Em tese isso é lindo, mas na prática não acontece. Muitos de nós, por mais
empenhados e qualificados que sejamos, ficamos insatisfeitos com o invisibilidade
direcionada pelos nossos superiores ao trabalho que estamos exercendo.
Então, rebaixado ao
patamar de insignificância, nossos talentos passam a se personificar naquele
emprego. Logo, quando menos imaginamos, estamos odiando fazer o que antes era
de extremo prazer realizar. Em tempos de crise política/econômica, reformas
trabalhistas e da previdência, desemprego, suspeito que esse panorama tenda a
crescer. Soma-se a isso a enorme competividade, os constantes desvios de
função, o crescimento de atividades informais, os longos processos trabalhistas
aglomerados na justiça, práticas neoescravistas, tem-se mais ingredientes para
frustrar qualquer profissional. Por essas razões, a Geração Z é a mais
dinâmica, no que se refere a criação e inserção de novos trabalhos, mas, ao
mesmo tempo, é a mais despreocupada com a necessidade de criar uma carreira, da
qual fincar raízes durante décadas numa empresa seja o seu ideal de vida. O que
esses jovens querem é levar seu amor pelo que fazem ao extremo, não se
limitarem a um ramo cuja função pode transformar esse sentimento em ódio.

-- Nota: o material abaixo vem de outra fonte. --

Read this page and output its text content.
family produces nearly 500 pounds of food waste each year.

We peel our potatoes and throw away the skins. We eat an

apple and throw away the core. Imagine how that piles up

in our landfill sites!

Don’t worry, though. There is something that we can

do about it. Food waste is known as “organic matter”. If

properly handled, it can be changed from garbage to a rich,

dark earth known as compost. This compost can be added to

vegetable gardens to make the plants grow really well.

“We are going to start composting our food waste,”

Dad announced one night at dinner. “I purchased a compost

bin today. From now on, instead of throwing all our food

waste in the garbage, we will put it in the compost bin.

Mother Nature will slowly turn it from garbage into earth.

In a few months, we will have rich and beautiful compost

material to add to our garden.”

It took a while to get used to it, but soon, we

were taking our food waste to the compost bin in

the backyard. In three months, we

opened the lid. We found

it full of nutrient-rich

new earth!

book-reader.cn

Eles estão certos. Infelizmente,
porém, nem todos possuem essa flexibilidade. A massa trabalhadora, alicerçada
em um modelo educacional despreparado para o mercado de trabalho, é lançada a funções
degradantes, de parcial ou total subserviência. São empregos com longas horas
de labor, com pouco descanso, muita competitividade, em precárias condições de
saúde e baixíssimos honorários. Sem muita qualificação, muitos se agarram a
essas oportunidades inconscientes dos ônus psicológicos que elas trarão num certo
prazo, quando a frustração bater à porta. Os mais destemidos ainda se aventuram
em concursos públicos, em busca de uma estabilidade de vida. Não vejo nada de
errado nisso, mas não é uma garantia de satisfação trabalhista plena. Significa
apenas ter um dinheiro certo todo mês na conta, porém, não impede que
dissabores diários venham perturbar nosso sono.
Não raro, muitas
pessoas abandonam carreiras promissoras para se arriscar abrindo um negócio
próprio, ou simplesmente mudam de emprego, e para surpresa, descobrem que não
odiavam o último trabalho, mas a falta de condições oferecidas pelo emprego
para exercê-lo. São advogados que resolvem virar chefes de cozinha; executivos
que trocam salas de ar condicionado pela liberdade de ter a própria empresa em
casa; mais comum ainda são casais inverterem os papeis, com mulheres
trabalhando fora e os maridos em casa cuidando dos afazeres domésticos, e tudo
bem com isso para ambas as partes; pessoas que conciliam seus cargos públicos
com projetos paralelos ligados à arte, cultura e entretenimento em geral,
atividades que aliam satisfação pessoal e remuneração extra. São muitas as
probabilidades. Pelo visto, porém, em todos os casos, vale mais a satisfação de
estar bem com a atividade destinada a ser feita, do que apenas estar assegurado
financeiramente nesse sentido. Todavia, quando uma coisa está aliada outra é um
atrativo a mais.
Por isso, é tão
pertinente saber escolher bem o que se quer fazer. Diante do leque de opções
existente, parece que a escolha se torna ainda mais complexa, sobretudo entre
os jovens. Entretanto, esse mesmo grupo tem nos ensinado que através da dúvida
é possível chegar ao denominador comum, encontrando um trabalho que dignifique
nossas potencialidades, e não apenas focado no quesito financeiro. O dinheiro é
o resultado do nosso empenho, quando nos dedicamos com afinco a exercer uma
determinada função sem focar necessariamente no que receberemos, mas na
satisfação de ver nosso talento ser reconhecido. Então, quando isso ocorre,
naturalmente seremos bem recompensados. Todavia, para isso, precisamos
encontrar o que nos motiva a trabalhar e, em seguida, achar um emprego onde
essa motivação será valorizada. Em meio a tanta oferta, bateremos em portas
erradas. Mas não podemos sucumbir. Qualquer frustração poderá desacreditar
aquilo que acreditamos sermos capazes de fazer. Então, caso o erro seja
inevitável, odeie o seu emprego mas não destine o mesmo sentimento ao seu
trabalho.
Não desqualifique
aquilo que pertence unicamente a você diferenciando-o dos demais, seu talento.